Cone Health Seeks Approval to Build MedCenter in Greensboro
GREENSBORO – February 16, 2018 – The facility will bring emergency care and imaging services to the area served by the northern section of the urban loop.
Cone Health has filed for state permission to build a $23.5 million emergency department and imaging services complex. Total project costs are being finalized. If the state approves the request, the Cone Health Board of Trustees will then be asked for final approval of this project.
Once these approvals have been received, a 102,000 sq. ft. MedCenter would sit on approximately eight acres at the Drawbridge Parkway and Battleground Avenue intersection in Greensboro.
“Our MedCenters are models of moving health care services into the community where consumers want them,” says Terry Akin, CEO, Cone Health. “The location just off of the urban loop will be very convenient for people, not only in Greensboro, but in all of northwest Guilford County and western Rockingham County.”

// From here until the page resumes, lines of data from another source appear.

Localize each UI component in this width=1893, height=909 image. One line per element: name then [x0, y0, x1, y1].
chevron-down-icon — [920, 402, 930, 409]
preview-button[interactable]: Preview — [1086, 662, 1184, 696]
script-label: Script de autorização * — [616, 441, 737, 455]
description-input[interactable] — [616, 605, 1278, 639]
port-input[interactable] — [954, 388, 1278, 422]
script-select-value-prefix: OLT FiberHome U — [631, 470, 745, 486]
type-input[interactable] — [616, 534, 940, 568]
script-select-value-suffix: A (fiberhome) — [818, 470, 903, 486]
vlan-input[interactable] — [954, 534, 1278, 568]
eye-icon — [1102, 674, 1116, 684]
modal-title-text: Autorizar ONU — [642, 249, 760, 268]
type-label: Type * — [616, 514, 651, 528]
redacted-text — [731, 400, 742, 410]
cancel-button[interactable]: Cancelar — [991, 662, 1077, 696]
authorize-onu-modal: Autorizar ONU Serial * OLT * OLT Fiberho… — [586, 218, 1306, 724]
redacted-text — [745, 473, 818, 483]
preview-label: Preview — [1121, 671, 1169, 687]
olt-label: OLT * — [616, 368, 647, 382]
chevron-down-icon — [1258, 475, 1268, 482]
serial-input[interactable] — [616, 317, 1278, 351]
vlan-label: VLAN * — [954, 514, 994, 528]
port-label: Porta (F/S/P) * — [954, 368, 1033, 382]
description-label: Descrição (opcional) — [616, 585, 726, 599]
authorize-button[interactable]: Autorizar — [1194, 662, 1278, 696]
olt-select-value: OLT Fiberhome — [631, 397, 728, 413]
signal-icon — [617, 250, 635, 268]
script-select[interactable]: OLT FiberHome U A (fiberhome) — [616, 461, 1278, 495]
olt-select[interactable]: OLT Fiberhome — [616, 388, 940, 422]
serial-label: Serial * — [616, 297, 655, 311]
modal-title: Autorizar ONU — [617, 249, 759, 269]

The project is designed to meet population growth in the area and the needs of an aging population. The 17-bed emergency department will provide an alternative to emergency departments at The Moses H. Cone Memorial Hospital and Wesley Long Hospital. Cone Health renovated and expanded those emergency departments within the past 10 years. However, people have been using them at a rate much greater than expected.

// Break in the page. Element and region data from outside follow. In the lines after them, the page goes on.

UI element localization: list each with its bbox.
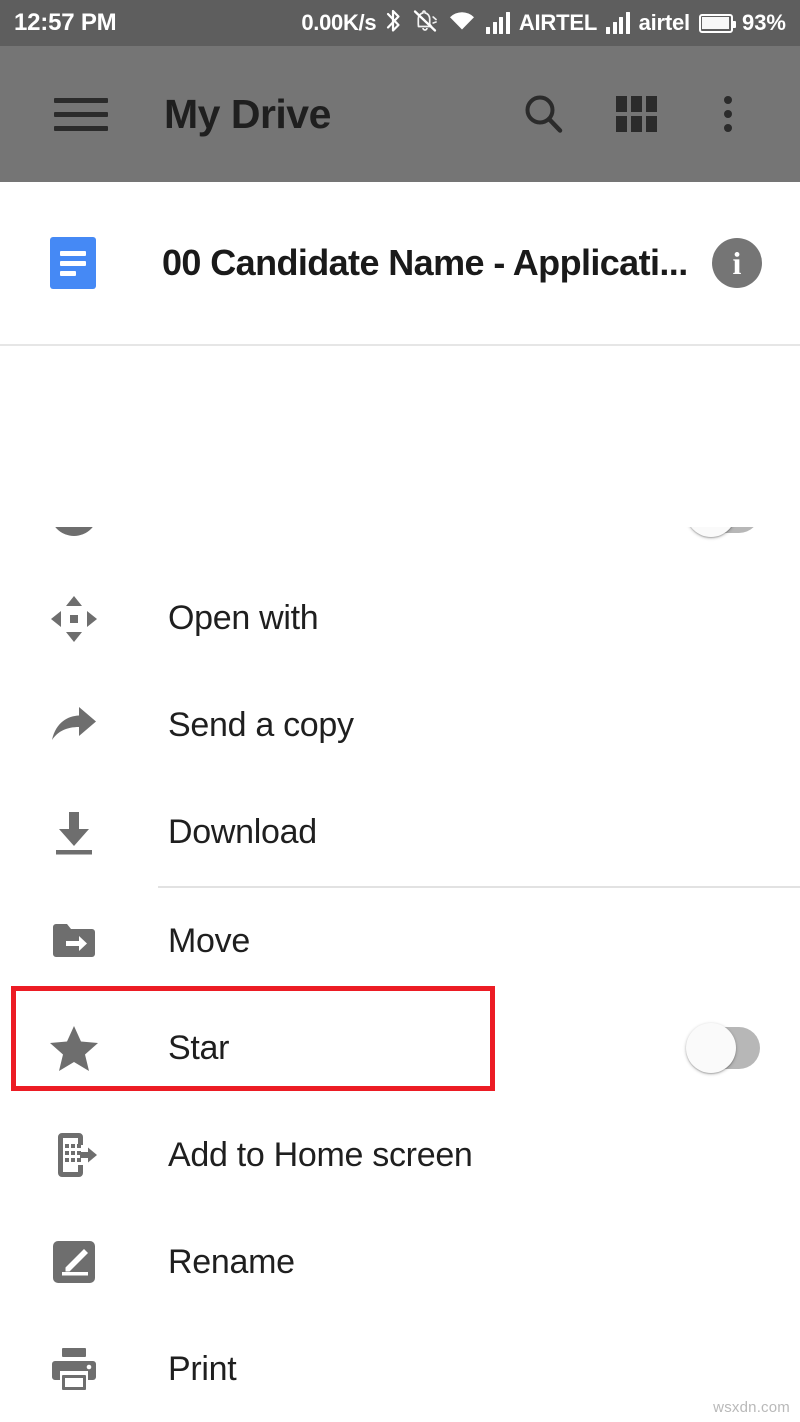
- menu-item-label: Available offline: [166, 527, 398, 532]
- more-vertical-icon[interactable]: [704, 90, 752, 138]
- bluetooth-icon: [385, 8, 403, 39]
- open-with-icon: [48, 593, 100, 645]
- page-title: My Drive: [164, 90, 331, 137]
- phone-screen: 12:57 PM 0.00K/s AIRTEL airtel 93% My Dr…: [0, 0, 800, 1422]
- download-icon: [48, 807, 100, 859]
- watermark-label: wsxdn.com: [713, 1399, 790, 1416]
- info-icon[interactable]: i: [712, 238, 762, 288]
- carrier-label-sim1: AIRTEL: [518, 10, 598, 35]
- print-icon: [48, 1343, 100, 1395]
- file-options-sheet: 00 Candidate Name - Applicati... i Avail…: [0, 182, 800, 1422]
- star-toggle[interactable]: [686, 1023, 760, 1073]
- menu-item-label: Send a copy: [168, 706, 354, 744]
- menu-item-print[interactable]: Print: [0, 1316, 800, 1422]
- status-clock: 12:57 PM: [14, 9, 117, 36]
- sheet-file-header: 00 Candidate Name - Applicati... i: [0, 182, 800, 344]
- offline-pin-icon: [50, 527, 98, 536]
- move-folder-icon: [48, 915, 100, 967]
- menu-item-label: Rename: [168, 1242, 295, 1281]
- grid-view-icon[interactable]: [612, 90, 660, 138]
- menu-item-label: Star: [168, 1028, 230, 1067]
- menu-item-open-with[interactable]: Open with: [0, 565, 800, 672]
- google-docs-icon: [50, 237, 96, 289]
- notifications-off-icon: [412, 8, 438, 39]
- network-speed-label: 0.00K/s: [301, 10, 377, 35]
- menu-item-add-to-home-screen[interactable]: Add to Home screen: [0, 1102, 800, 1209]
- menu-item-rename[interactable]: Rename: [0, 1209, 800, 1316]
- rename-pencil-icon: [48, 1236, 100, 1288]
- signal-strength-icon-sim1: [486, 12, 510, 34]
- battery-percent-label: 93%: [741, 10, 786, 35]
- hamburger-menu-icon[interactable]: [54, 94, 108, 134]
- sheet-header-divider: [0, 344, 800, 346]
- available-offline-toggle[interactable]: [686, 527, 760, 537]
- file-name-label: 00 Candidate Name - Applicati...: [162, 242, 688, 283]
- battery-icon: [698, 13, 736, 33]
- menu-item-label: Add to Home screen: [168, 1135, 473, 1174]
- menu-item-move[interactable]: Move: [0, 888, 800, 995]
- menu-item-send-a-copy[interactable]: Send a copy: [0, 672, 800, 779]
- menu-item-star[interactable]: Star: [0, 995, 800, 1102]
- add-to-home-screen-icon: [48, 1129, 100, 1181]
- menu-item-download[interactable]: Download: [0, 779, 800, 886]
- status-icons: 0.00K/s AIRTEL airtel 93%: [301, 8, 786, 39]
- search-icon[interactable]: [520, 90, 568, 138]
- send-copy-icon: [48, 700, 100, 752]
- wifi-icon: [447, 9, 477, 38]
- signal-strength-icon-sim2: [606, 12, 630, 34]
- carrier-label-sim2: airtel: [638, 10, 691, 35]
- menu-item-available-offline[interactable]: Available offline: [0, 527, 800, 565]
- app-bar-actions: [520, 90, 772, 138]
- status-bar: 12:57 PM 0.00K/s AIRTEL airtel 93%: [0, 0, 800, 46]
- menu-item-label: Print: [168, 1349, 237, 1388]
- menu-item-label: Download: [168, 813, 317, 851]
- menu-item-label: Open with: [168, 599, 319, 637]
- options-menu-list: Open with Send a copy Download Move Star…: [0, 565, 800, 1422]
- star-icon: [48, 1022, 100, 1074]
- menu-item-label: Move: [168, 921, 250, 960]
- app-bar: My Drive: [0, 46, 800, 182]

The MedCenter will also make it much easier for people to get MRIs, CTs, X-rays and other imaging services without having to travel to a hospital.
“We have spent the last couple of years getting to know people in the area to better understand their health care needs,” says Deno Adkins, executive director of ambulatory services at Cone Health. “They have had a huge influence as we continue to learn and refine our project.”
The state could approve the application as early as August. Should that happen, plans call for the MedCenter to open in the summer of 2020. It would join other Cone Health MedCenters in Kernersville, High Point and Mebane.